One might argue that KOTOR semi-ruined a generation of video games with morality systems. I'm one. I would argue that.
Yeah, I fucking detest the way morality systems in games work.
I don't think they're a fundamentally unworkable idea, but very few games have even come close to doing anything good with the concept.
Most just offer you two equal but different benefits, let you pick between them, and call that morality. See Bioshock. And the Mass Effect / KOTOR system always sucked because it punished you for going down the middle (ie, playing a complex character).
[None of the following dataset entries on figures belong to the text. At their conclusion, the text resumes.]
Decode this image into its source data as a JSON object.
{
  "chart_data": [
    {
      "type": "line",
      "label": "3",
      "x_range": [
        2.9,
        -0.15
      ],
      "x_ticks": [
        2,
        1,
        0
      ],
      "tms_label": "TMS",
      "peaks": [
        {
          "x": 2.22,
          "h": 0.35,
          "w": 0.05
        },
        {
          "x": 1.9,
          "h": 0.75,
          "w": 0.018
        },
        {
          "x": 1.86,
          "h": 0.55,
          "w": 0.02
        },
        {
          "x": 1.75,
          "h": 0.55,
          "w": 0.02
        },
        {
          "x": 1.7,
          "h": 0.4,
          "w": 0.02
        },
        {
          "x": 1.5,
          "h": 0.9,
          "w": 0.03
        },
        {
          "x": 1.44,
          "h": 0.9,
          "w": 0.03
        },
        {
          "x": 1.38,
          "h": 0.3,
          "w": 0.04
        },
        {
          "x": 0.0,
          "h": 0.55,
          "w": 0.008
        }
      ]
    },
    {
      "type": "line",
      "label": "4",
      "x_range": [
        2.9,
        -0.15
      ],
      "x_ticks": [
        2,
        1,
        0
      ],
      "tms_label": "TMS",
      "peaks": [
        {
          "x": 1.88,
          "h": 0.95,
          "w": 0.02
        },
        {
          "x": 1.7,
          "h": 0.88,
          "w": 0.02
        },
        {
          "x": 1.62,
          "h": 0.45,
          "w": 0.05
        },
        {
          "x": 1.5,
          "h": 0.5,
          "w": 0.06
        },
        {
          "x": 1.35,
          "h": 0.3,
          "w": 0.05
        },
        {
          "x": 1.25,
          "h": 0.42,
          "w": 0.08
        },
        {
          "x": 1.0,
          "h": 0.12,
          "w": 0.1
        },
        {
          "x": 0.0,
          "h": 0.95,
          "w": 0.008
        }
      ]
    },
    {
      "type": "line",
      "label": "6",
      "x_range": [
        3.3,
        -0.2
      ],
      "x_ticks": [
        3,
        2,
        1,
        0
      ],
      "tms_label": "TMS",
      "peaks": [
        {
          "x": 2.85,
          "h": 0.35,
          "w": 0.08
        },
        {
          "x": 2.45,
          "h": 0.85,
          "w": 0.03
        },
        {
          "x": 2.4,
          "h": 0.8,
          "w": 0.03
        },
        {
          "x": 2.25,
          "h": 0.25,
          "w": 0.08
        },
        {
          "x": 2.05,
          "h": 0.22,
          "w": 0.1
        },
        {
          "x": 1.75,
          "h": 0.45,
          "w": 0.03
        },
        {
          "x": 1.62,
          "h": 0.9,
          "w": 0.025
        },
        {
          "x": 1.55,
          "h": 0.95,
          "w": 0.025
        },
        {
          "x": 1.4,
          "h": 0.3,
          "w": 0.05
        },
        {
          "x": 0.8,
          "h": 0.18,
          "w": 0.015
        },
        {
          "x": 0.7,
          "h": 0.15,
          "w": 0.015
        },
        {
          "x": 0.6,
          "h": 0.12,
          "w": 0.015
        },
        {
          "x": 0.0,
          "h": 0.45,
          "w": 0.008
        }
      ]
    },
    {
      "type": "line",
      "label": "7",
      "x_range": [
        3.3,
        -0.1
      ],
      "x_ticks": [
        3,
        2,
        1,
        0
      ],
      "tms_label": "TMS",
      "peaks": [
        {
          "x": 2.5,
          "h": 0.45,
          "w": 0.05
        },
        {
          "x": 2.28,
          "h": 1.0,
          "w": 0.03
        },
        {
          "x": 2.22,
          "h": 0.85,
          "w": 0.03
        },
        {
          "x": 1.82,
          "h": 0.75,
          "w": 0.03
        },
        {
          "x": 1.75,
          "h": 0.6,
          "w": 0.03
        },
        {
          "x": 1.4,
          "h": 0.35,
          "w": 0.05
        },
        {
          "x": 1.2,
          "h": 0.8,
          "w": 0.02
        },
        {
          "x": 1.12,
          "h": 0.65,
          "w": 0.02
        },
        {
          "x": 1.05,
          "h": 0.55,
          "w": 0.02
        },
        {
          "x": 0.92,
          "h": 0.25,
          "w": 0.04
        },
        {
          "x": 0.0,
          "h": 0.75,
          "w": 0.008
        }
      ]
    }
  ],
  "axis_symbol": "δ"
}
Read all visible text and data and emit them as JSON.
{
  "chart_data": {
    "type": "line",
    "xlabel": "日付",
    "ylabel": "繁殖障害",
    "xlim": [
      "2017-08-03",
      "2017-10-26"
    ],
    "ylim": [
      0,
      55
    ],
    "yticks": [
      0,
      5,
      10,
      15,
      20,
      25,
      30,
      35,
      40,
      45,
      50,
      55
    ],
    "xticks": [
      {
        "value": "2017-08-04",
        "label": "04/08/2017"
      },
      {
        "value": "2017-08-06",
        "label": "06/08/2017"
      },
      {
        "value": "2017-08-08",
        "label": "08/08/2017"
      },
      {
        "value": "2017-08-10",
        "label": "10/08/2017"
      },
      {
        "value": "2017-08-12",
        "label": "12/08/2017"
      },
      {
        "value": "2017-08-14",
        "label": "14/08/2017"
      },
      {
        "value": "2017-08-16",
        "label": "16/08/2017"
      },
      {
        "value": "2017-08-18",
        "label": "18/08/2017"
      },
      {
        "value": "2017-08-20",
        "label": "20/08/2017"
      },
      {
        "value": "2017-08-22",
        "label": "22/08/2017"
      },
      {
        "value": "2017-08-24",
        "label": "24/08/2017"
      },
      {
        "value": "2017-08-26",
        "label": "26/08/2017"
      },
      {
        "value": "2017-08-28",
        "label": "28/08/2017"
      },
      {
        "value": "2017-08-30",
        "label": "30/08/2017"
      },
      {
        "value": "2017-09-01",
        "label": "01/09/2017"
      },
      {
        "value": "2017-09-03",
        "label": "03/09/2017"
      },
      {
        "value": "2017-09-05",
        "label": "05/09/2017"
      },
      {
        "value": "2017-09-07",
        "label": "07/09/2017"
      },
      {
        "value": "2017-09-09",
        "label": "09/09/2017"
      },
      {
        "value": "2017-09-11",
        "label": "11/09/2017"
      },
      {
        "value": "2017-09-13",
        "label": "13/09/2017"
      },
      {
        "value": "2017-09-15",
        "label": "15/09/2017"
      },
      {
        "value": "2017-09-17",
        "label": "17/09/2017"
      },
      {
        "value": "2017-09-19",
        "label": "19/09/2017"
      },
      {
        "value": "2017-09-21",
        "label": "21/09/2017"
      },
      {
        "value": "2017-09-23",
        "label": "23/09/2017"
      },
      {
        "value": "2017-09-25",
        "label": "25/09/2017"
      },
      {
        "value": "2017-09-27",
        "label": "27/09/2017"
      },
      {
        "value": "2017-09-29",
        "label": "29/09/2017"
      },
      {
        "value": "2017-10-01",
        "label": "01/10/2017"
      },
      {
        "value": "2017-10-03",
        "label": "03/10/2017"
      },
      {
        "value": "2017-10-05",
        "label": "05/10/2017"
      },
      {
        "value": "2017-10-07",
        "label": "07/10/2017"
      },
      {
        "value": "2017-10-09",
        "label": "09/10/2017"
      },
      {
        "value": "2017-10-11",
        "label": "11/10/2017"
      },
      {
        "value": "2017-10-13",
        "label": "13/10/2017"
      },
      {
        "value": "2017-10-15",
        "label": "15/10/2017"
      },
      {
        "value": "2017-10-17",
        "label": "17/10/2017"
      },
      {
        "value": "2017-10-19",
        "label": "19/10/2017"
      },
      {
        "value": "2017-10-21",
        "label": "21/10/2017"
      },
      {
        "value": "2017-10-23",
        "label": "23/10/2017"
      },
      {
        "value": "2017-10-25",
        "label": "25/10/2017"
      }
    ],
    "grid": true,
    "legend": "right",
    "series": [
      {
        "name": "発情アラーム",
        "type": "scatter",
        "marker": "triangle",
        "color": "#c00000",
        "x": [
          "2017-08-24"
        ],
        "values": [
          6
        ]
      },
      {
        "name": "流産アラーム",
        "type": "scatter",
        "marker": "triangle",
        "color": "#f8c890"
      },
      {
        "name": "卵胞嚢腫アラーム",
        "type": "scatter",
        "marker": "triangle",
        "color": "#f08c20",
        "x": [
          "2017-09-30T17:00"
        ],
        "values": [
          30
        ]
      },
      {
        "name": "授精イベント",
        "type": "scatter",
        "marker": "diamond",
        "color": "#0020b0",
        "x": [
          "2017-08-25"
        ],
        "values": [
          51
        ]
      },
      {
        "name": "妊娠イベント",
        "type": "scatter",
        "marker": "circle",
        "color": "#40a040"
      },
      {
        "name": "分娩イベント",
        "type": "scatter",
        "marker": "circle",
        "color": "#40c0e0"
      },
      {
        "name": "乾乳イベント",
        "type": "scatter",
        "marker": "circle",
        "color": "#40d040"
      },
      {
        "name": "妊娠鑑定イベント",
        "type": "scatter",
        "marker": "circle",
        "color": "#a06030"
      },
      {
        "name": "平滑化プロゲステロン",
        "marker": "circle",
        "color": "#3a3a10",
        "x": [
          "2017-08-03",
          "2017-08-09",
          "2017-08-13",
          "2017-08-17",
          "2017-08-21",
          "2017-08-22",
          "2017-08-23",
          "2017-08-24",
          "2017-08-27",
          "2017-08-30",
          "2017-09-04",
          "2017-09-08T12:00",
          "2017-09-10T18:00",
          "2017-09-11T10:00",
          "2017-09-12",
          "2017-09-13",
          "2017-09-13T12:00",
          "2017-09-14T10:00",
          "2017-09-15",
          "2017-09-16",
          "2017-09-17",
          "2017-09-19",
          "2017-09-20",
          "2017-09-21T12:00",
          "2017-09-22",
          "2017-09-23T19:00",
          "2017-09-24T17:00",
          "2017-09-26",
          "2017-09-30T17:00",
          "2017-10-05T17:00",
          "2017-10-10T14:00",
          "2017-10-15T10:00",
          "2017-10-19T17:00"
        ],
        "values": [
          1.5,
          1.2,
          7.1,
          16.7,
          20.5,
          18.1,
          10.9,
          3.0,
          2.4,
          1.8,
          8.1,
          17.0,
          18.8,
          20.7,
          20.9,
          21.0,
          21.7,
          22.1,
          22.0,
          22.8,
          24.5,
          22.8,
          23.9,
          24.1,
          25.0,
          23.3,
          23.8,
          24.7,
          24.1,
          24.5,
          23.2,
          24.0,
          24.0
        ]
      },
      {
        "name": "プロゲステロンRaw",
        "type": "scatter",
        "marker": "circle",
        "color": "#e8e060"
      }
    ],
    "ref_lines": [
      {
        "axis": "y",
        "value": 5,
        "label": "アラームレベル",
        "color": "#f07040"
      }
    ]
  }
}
One of the only good morality systems I've ever seen is Metro 2033. For those who don't know, the game has a secret personality tracker. It gives you points for taking actions that are pro-social. You get a lot of opportunities in the game to refuse benefits or give up resources to help others. You are never directly rewarded for this. It doesn't do the bullshit where you give someone some food and they go "Here's an old gun I had lying around." Being kind costs you. It also measures the time you spend interacting with people, listening in on conversations, that kind of thing. Just generally giving a shit about other people. By the end of the game, if you've played your character like someone who cares about other people, you get an opportunity to make a better choice in a specific situation, that leads to a better outcome. If you don't, the choice is never presented to you at all, because the character you portrayed wouldn't even think there was a choice to be made in that situation. It's brilliant, and it completely solves the usual Deus Ex / Mass Effect "Three buttons" ending where nothing leading up to it matters. To be able to make the good ending choice you have to have played the kind of character who would be willing to make that choice in the first place.
Then Kreia came and deconstruct the entire morality of Star Wars...
If only more people had heeded her message, we wouldn't have ended up with the "morality" system of Infamous, where it was such a hard choice to either save these people or harvest their energy for your own gain. Decisions, decisions.
"We all have our heroes. And when we watch them fall, we die inside. She made a choice once… and I did not."
"It is such a quiet thing, to fall. But far more terrible is to admit it."
With dialogues like these binary morality system just seems dumb.
Oh yes, and I put these two quotes together to mirror how both Kreia and Atris made their choices.